Transcrevo abaixo um trecho maravilhoso de um dramaturgo contemporâneo francês, Michel Vinaver, que acaba de ter duas de suas peças editadas no Brasil pela EDUSP. Penso que o conteúdo é bem apropriado para nós, humanóides modernos que ansiamos desesperadamente por buscar as razões (começos / meios / fins) de qualquer coisa que passe pelo campo esclarecedor (será?) do intelecto. Aí vai:
"Não se preocupe nada por baixo das superfícies; são elas o segredo. Não há não-dito: tudo é dito. Sobretudo nos intervalos, no espaço entre objetos da fala - palavras, frases, réplicas -, que não são vazios, mas o branco nas telas de Cézanne. E nada de ponto de vista globalizador, redução do texto a uma moral ou mensagem.

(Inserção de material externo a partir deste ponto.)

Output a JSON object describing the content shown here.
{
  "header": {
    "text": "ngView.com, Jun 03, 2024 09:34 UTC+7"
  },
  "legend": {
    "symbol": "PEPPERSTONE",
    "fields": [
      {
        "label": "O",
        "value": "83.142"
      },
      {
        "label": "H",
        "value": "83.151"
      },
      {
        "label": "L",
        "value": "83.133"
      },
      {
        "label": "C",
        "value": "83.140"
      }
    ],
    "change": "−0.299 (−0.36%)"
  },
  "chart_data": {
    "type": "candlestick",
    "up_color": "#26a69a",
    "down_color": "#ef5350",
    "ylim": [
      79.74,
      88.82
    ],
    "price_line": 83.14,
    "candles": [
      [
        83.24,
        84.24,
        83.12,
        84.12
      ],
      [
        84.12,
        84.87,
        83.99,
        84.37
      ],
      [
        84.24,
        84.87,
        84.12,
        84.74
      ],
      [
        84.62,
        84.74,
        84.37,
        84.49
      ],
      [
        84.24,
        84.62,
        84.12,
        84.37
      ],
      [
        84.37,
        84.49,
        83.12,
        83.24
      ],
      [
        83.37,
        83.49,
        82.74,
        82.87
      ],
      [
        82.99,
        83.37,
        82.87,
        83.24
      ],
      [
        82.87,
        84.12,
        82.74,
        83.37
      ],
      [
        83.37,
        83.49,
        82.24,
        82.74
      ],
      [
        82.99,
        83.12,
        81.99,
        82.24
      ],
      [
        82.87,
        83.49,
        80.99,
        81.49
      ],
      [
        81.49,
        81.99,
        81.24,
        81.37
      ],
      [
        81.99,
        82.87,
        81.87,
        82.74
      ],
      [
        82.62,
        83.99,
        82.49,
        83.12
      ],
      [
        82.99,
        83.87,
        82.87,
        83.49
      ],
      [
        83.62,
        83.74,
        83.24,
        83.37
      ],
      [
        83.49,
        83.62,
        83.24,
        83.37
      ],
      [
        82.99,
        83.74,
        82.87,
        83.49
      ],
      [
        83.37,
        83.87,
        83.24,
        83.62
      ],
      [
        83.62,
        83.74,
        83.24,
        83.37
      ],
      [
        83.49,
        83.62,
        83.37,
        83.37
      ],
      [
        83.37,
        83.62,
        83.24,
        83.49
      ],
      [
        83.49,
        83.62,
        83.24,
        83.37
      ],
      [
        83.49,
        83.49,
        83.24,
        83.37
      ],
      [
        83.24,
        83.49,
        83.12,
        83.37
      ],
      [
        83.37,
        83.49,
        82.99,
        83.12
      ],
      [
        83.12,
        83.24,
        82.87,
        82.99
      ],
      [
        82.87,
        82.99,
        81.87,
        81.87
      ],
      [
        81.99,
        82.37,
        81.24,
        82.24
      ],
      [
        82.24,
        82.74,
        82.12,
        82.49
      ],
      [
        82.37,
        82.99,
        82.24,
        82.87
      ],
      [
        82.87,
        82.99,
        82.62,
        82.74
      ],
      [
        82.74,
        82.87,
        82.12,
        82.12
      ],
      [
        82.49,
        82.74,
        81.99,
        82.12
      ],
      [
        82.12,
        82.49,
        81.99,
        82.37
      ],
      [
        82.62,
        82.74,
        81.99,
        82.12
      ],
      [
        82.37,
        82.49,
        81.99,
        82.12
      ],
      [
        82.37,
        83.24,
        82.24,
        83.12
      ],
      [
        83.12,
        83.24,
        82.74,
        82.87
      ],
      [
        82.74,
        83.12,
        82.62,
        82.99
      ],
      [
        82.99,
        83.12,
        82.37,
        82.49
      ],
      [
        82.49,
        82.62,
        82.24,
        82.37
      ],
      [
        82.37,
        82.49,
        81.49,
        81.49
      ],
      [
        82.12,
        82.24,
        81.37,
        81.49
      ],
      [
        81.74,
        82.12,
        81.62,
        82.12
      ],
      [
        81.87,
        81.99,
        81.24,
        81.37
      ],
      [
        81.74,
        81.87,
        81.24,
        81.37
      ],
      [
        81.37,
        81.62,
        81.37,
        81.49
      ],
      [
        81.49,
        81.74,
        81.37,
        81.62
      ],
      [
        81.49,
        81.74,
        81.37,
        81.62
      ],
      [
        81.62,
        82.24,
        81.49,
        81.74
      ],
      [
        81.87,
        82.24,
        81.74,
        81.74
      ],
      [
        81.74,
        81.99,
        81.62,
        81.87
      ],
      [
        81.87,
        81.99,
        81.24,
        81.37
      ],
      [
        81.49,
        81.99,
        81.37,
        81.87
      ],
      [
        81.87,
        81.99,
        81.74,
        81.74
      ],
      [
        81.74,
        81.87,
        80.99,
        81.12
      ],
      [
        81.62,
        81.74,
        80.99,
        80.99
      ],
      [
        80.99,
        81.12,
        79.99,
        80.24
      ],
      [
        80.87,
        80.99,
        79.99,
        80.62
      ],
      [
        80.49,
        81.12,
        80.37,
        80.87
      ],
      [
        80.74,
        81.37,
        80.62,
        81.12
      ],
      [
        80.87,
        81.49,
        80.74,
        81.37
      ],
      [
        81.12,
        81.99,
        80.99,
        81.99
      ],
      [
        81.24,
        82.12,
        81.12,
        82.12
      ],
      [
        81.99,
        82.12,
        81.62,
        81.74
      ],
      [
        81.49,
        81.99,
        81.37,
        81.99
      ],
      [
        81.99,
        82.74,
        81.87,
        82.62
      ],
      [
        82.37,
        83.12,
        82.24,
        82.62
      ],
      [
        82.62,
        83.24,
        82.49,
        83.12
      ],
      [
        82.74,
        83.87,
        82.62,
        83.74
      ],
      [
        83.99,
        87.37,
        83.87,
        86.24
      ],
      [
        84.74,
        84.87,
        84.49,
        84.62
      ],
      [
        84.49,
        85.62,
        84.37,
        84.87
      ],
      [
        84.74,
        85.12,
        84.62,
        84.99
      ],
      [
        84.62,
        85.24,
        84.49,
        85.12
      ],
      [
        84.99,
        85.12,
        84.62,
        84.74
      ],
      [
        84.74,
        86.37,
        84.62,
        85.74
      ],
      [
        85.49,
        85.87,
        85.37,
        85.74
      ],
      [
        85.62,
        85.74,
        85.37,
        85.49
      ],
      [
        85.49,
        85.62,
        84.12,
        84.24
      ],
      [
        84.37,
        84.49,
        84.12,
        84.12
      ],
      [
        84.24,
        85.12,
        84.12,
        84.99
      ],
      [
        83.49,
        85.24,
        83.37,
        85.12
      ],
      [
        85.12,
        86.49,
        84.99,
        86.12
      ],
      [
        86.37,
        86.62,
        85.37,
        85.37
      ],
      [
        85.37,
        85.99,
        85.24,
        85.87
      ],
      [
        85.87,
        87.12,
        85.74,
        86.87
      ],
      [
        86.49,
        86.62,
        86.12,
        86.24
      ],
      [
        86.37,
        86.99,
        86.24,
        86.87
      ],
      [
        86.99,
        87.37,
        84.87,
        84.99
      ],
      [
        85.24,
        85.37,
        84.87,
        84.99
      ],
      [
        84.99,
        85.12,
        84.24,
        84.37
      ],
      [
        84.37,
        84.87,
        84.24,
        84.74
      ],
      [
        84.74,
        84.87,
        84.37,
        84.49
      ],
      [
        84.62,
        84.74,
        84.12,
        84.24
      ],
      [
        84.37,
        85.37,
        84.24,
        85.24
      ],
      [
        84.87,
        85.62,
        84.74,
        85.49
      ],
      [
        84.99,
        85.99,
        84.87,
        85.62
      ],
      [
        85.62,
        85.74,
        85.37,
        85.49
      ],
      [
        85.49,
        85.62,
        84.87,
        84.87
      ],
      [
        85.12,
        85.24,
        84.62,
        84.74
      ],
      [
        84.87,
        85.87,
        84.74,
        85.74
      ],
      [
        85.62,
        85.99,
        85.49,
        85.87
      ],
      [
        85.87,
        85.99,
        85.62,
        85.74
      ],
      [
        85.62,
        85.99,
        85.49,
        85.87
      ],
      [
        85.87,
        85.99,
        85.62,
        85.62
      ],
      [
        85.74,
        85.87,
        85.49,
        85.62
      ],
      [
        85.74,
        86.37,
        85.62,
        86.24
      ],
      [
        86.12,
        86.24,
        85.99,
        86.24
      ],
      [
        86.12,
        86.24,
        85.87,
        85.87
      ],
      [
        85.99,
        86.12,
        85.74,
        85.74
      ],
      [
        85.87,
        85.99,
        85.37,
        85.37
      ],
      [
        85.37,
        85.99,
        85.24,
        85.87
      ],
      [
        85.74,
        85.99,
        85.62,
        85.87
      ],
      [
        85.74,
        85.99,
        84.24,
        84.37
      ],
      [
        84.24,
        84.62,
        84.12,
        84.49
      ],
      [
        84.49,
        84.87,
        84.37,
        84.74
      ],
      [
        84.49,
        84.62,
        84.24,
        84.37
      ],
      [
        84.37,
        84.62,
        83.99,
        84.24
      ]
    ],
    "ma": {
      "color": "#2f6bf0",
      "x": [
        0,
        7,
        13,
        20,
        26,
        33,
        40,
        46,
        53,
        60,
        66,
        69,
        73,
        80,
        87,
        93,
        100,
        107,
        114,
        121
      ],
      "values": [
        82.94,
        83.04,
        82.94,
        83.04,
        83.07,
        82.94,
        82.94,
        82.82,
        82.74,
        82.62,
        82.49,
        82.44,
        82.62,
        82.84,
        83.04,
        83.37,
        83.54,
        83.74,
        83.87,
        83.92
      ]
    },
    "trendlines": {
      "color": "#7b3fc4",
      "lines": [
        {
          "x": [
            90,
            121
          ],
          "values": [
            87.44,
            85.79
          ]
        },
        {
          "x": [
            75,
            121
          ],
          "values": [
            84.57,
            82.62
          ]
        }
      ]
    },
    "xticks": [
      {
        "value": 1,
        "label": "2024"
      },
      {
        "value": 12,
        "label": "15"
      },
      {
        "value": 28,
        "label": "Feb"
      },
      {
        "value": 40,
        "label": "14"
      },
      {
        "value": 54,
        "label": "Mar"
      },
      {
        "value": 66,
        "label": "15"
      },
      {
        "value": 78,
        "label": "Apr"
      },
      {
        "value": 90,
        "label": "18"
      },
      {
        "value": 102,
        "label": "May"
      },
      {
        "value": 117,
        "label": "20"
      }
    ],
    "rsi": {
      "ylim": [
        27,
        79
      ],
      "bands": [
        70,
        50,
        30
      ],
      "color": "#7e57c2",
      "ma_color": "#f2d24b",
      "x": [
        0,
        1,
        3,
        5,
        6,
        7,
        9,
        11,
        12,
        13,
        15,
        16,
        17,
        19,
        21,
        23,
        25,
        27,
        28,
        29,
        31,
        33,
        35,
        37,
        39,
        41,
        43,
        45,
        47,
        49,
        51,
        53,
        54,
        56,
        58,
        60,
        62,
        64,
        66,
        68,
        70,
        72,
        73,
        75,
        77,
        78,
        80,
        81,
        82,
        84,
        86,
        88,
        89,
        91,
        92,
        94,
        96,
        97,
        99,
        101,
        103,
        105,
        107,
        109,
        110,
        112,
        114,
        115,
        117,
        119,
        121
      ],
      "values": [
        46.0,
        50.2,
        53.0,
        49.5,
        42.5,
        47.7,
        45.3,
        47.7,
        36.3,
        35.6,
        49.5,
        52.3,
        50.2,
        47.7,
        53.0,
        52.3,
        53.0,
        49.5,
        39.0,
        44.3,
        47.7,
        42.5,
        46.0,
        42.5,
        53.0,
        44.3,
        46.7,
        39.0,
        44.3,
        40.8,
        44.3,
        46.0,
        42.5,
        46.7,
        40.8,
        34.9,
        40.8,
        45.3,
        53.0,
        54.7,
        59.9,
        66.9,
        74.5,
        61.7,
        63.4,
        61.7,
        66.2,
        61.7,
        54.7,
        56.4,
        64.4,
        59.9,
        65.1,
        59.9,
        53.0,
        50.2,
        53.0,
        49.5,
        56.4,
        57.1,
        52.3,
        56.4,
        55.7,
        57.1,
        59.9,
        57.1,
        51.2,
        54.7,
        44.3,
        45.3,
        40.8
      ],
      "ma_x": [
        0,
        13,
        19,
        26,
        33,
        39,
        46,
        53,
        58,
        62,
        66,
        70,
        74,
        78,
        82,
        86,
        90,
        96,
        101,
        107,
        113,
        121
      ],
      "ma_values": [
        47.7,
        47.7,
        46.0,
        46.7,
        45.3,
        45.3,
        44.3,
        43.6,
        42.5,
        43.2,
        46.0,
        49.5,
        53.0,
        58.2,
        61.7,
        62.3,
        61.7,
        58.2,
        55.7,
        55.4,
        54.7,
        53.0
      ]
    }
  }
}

Todos os pontos de vista são válidos, sem hierarquização, sem julgamento. Não há denúncia do sistema, há desmonte. Há ironia; como decalagem entre aquilo que se espera e aquilo que realmente vem, num encadeamento inesperado das réplicas, ou das situações, no plano molecular da conversação banal do dia-a-dia. Não se cave uma profundidade, nem mesmo psicológica. Pois não há um antes e um depois. Vale o presente imediato e urgente. São peças-paisagem, sem o encadeamento causa-efeito das peças-máquina, sem progressão cronológica visando ao desenlace. Sem desenlace no sentido convencional, a peça tem que parar, eis tudo; o último instante não vai se suceder de um outro. Trata-se de uma estrutura musical de temas e suas variações, num ir e vir rítmicos. Para a captação do instante em sua fulgurância desnorteante numa realidade mutante. Uma sucessão de instantes em conexão, mas não subordinados, que desautoriza os termos "cena" ou "ato"; temos peças em pedaços, em fragmentos. É a realidade fragmentada da vida em estado bruto, como se dá no cotidiano".*
*Prefácio de "Dissidente / O Programa de Televisão" - duas peças de M. Vinaver. EDUSP, 2007. Tradução de Catarina Sant'Anna.